Ultimately, the only thing stopping people from collectively changing course is fear of change and the unknown. If everybody tomorrow suddenly decided they have had enough of our own government's barbarism against the world and against its own citizens and decided they would simply strike, march, protest, and cooperate and collectivize for mutual aid, then nothing could stand in the way of such a revolution, an American revolution.
To do such extraordinary things is frightening. It's full of danger. It's easier to simply sit at one's desk and continue to file paperwork and go about one's daily life as if nothing is wrong, but you will never gain anything if you don't stand up and put your trust in your fellow person and make yourself heard. It's frightening to trust somebody to cover your back in a system that teaches us to be suspicious of each other.

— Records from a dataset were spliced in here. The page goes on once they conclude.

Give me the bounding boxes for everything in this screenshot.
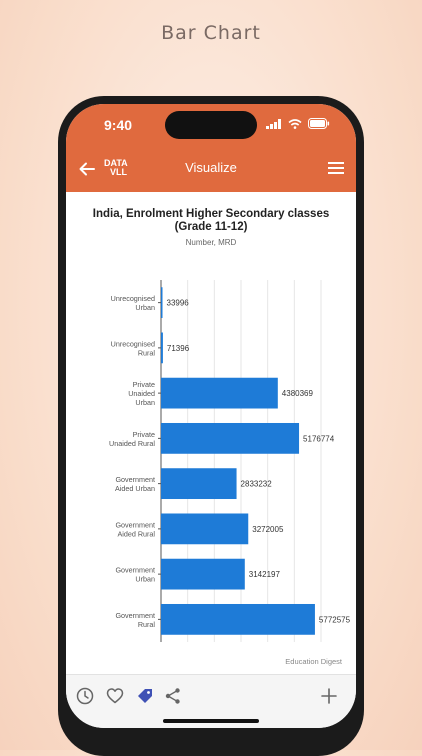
- phone-screen: 9:40 DATA VLL Visualize India, Enrolment…: [66, 104, 356, 728]
- app-header: 9:40 DATA VLL Visualize: [66, 104, 356, 192]
- screen-title: Visualize: [185, 160, 237, 175]
- nav-row: DATA VLL Visualize: [66, 156, 356, 186]
- value-label: 5772575: [319, 615, 351, 624]
- category-label: Government Rural: [115, 611, 155, 629]
- chart-subtitle: Number, MRD: [185, 238, 237, 247]
- bar: [161, 603, 315, 635]
- wifi-icon: [288, 118, 302, 129]
- bar: [161, 513, 249, 545]
- favorite-heart-icon[interactable]: [106, 687, 124, 705]
- category-label: Government Urban: [115, 566, 155, 584]
- category-label: Private Unaided Rural: [109, 430, 155, 448]
- bar: [161, 287, 163, 319]
- tag-icon[interactable]: [136, 687, 154, 705]
- status-time: 9:40: [104, 117, 133, 133]
- bar: [161, 332, 163, 364]
- chart-title: India, Enrolment Higher Secondary classe…: [92, 208, 330, 233]
- dynamic-island: [165, 111, 257, 139]
- bar: [161, 468, 237, 500]
- battery-icon: [308, 118, 330, 129]
- status-icons: [266, 118, 330, 129]
- home-indicator: [163, 719, 259, 723]
- history-clock-icon[interactable]: [76, 687, 94, 705]
- category-label: Unrecognised Rural: [111, 339, 156, 357]
- promo-title: Bar Chart: [161, 22, 261, 44]
- category-label: Unrecognised Urban: [111, 294, 155, 312]
- category-label: Government Aided Urban: [115, 475, 155, 493]
- value-label: 33996: [167, 299, 190, 308]
- share-icon[interactable]: [164, 687, 182, 705]
- category-label: Government Aided Rural: [115, 520, 155, 538]
- chart-panel: India, Enrolment Higher Secondary classe…: [66, 192, 356, 674]
- value-label: 3272005: [252, 525, 284, 534]
- bar: [161, 422, 300, 454]
- category-label: Private Unaided Urban: [128, 380, 155, 407]
- value-label: 3142197: [249, 570, 281, 579]
- data-source: Education Digest: [285, 657, 342, 666]
- add-plus-icon[interactable]: [320, 687, 338, 705]
- bar: [161, 377, 278, 409]
- bar: [161, 558, 245, 590]
- value-label: 2833232: [241, 480, 273, 489]
- value-label: 5176774: [303, 434, 335, 443]
- bar-chart: Unrecognised Urban 33996 Unrecognised Rural 7…: [109, 280, 351, 642]
- value-label: 71396: [167, 344, 190, 353]
- signal-icon: [266, 118, 281, 129]
- bottom-toolbar: [66, 674, 356, 728]
- value-label: 4380369: [282, 389, 314, 398]
- hamburger-menu-icon[interactable]: [328, 161, 344, 175]
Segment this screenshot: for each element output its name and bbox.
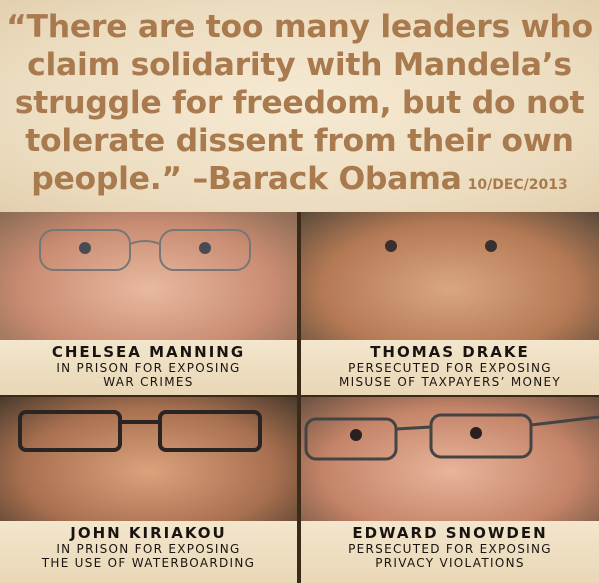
panel-caption: MISUSE OF TAXPAYERS’ MONEY [338, 375, 562, 389]
quote-line: claim solidarity with Mandela’s [27, 47, 572, 83]
quote-line: tolerate dissent from their own [25, 123, 574, 159]
panel-caption: THE USE OF WATERBOARDING [41, 556, 256, 570]
photo-chelsea-manning [0, 212, 297, 340]
panel-name: EDWARD SNOWDEN [352, 524, 548, 542]
eyes-icon [385, 240, 497, 252]
quote-attribution-line: people.” –Barack Obama 10/DEC/2013 [0, 160, 599, 204]
glasses-icon [304, 413, 599, 461]
quote-block: “There are too many leaders who claim so… [0, 0, 599, 212]
quote-line: struggle for freedom, but do not [14, 85, 585, 121]
caption-edward-snowden: EDWARD SNOWDEN PERSECUTED FOR EXPOSING P… [301, 521, 599, 583]
panel-caption: PRIVACY VIOLATIONS [375, 556, 525, 570]
panel-caption: IN PRISON FOR EXPOSING [56, 542, 241, 556]
panel-name: CHELSEA MANNING [51, 343, 246, 361]
glasses-icon [39, 229, 251, 271]
caption-john-kiriakou: JOHN KIRIAKOU IN PRISON FOR EXPOSING THE… [0, 521, 297, 583]
panel-caption: PERSECUTED FOR EXPOSING [348, 361, 552, 375]
panel-caption: WAR CRIMES [103, 375, 194, 389]
photo-edward-snowden [301, 397, 599, 521]
quote-date: 10/DEC/2013 [467, 177, 568, 193]
quote-line: “There are too many leaders who [6, 9, 593, 45]
panel-name: THOMAS DRAKE [370, 343, 530, 361]
panel-name: JOHN KIRIAKOU [70, 524, 227, 542]
caption-thomas-drake: THOMAS DRAKE PERSECUTED FOR EXPOSING MIS… [301, 340, 599, 395]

It is a scary thought, but people will not free themselves if they don't rely on each other for support.
I believe in voluntary collectivism, and I believe in the inherent goodness of people. People can collectively save each other if they choose. That is the power of choice, something many are trying to limit and take away.
I am not a Labor Leader; I do not want you to follow me or anyone else; if you are looking for a Moses to lead you out of this capitalist wilderness, you will stay right where you are. I would not lead you into the promised land if I could, because if I lead you in, some one else would lead you out. You must use your heads as well as your hands, and get yourself out of your present condition.